Dua organisasi jasa angkutan daring menolak kebijakan Kementerian Ketenagakerjaan terkait keanggotaan iuran Tabungan Perumahan Rakyat (Tapera). PP Nomor 21 Tahun 2024 akan mengenakan iuran sebesar 3 persen dari penghasilan para pekerja. Hal ini ditolak oleh Ketua Asosiasi Driver Ojol, Taha Syafariel, yang menyebut keputusan ini akan merugikan pengemudi ojol.
Asosiasi Driver Ojol menilai bahwa aturan ini akan membuat pengemudi ojol semakin tersiksa dan terpinggirkan. Mereka meminta pemerintah untuk mengakui status para pengemudi ojek daring sebagai kelompok yang bisa dilindungi seperti yang diatur dalam UU Ketenagakerjaan. Menurut Taha, para pekerja ojol saat ini tidak mendapat perlakuan yang layak, seperti tunjangan hari raya dan skema kemitraan tanpa perjanjian kerja yang jelas.
Ketua Serikat Pekerja Angkutan Indonesia (SPAI), Lily Pujiati, juga menolak PP Tapera tersebut. Baginya, potongan sebesar 3 persen dari upah akan memberatkan pekerja angkutan online seperti ojek, taksi, dan kurir. Menurutnya, pemerintah seharusnya lebih memperhatikan kesejahteraan pekerja angkutan daring ini daripada menambah pungutan iuran.
Pemerintah sendiri masih dalam proses public hearing dan mengkaji apakah pekerja ojek online masuk kriteria peserta program Tapera. Hingga saat ini, belum ada regulasi teknis yang mengaturnya, namun pihak Kementerian Ketenagakerjaan berencana untuk membahas aturan tersebut dalam merumuskan Peraturan Menteri Ketenagakerjaan.
Direktur Jenderal Pembinaan Hubungan Industrial dan Jaminan Sosial Tenaga Kerja Kemnaker, Indah Anggoro Putri, mengungkapkan bahwa pemerintah masih mengevaluasi apakah pekerja ojek online akan masuk dalam skema Tapera. Hal ini juga dipertegas oleh Komisioner dan Pengelola BP Tapera, Heru Pudyo Nugroho, bahwa pekerja ojol dan kurir online belum masuk dalam aturan. Namun, pihaknya masih membuka kesempatan bagi pekerja yang ingin sukarela mengikuti program ini.

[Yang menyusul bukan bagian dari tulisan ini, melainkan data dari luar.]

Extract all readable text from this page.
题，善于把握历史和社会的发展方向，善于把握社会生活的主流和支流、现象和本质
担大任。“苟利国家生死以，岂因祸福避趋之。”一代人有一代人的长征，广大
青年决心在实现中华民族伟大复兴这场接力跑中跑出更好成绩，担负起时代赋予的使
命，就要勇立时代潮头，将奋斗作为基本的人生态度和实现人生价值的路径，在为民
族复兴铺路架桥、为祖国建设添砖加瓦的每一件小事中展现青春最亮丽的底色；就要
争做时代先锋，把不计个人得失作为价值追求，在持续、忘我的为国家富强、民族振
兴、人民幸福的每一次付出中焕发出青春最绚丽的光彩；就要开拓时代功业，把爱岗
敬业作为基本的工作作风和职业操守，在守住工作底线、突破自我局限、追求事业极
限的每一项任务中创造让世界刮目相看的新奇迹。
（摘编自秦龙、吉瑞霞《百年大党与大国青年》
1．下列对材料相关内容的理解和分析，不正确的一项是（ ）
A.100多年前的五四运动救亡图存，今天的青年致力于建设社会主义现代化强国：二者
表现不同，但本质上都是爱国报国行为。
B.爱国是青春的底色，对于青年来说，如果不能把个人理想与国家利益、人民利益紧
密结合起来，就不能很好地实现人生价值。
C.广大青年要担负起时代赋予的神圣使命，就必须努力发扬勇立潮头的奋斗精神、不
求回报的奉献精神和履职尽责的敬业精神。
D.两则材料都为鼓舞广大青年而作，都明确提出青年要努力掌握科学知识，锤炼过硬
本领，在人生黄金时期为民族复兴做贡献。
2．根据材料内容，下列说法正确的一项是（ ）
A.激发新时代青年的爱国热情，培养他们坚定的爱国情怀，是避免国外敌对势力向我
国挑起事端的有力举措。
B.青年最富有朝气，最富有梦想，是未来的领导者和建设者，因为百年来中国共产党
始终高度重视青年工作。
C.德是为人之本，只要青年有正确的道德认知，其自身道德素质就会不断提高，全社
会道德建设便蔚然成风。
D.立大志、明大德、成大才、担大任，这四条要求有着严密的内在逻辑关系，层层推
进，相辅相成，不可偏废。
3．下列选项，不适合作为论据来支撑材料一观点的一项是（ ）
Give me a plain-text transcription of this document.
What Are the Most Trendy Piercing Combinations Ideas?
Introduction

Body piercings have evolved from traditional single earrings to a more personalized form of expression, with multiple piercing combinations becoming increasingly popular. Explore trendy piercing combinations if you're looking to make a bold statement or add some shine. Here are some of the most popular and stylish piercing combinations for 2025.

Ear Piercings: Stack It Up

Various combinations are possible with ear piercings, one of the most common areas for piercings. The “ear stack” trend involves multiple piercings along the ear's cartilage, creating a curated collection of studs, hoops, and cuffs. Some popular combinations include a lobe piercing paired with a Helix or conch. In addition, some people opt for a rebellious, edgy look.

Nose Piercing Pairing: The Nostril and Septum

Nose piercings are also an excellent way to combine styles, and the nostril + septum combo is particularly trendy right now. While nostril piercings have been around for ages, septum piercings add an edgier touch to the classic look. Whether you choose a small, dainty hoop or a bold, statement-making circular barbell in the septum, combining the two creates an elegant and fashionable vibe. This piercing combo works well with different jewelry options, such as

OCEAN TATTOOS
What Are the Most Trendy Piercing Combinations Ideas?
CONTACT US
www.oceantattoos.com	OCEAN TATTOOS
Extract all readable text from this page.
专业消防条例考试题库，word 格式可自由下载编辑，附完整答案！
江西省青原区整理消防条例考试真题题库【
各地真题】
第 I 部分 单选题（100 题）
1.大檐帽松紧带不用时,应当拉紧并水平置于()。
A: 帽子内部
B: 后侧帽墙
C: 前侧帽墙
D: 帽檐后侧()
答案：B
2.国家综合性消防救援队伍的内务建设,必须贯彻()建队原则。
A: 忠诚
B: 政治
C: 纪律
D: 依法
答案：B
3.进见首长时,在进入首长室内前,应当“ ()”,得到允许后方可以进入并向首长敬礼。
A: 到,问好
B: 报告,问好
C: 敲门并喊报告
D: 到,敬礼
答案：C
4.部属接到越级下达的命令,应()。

Peraturan Pemerintah Nomor 21 Tahun 2024 tentang penyelenggaraan Tapera menimbulkan kekhawatiran bagi para pengemudi ojol karena dianggap akan membebani penghasilan mereka. Potongan sebesar 3 persen dari pendapatan juga dirasa sangat memberatkan terutama di tengah kenaikan harga barang-barang. Pemerintah perlu mempertimbangkan kembali keputusan ini dan memastikan bahwa kebijakan yang diambil tidak merugikan pihak-pihak terkait. Menjaga keseimbangan dalam penerapan regulasi adalah hal yang sangat penting dalam memastikan kesejahteraan para pekerja.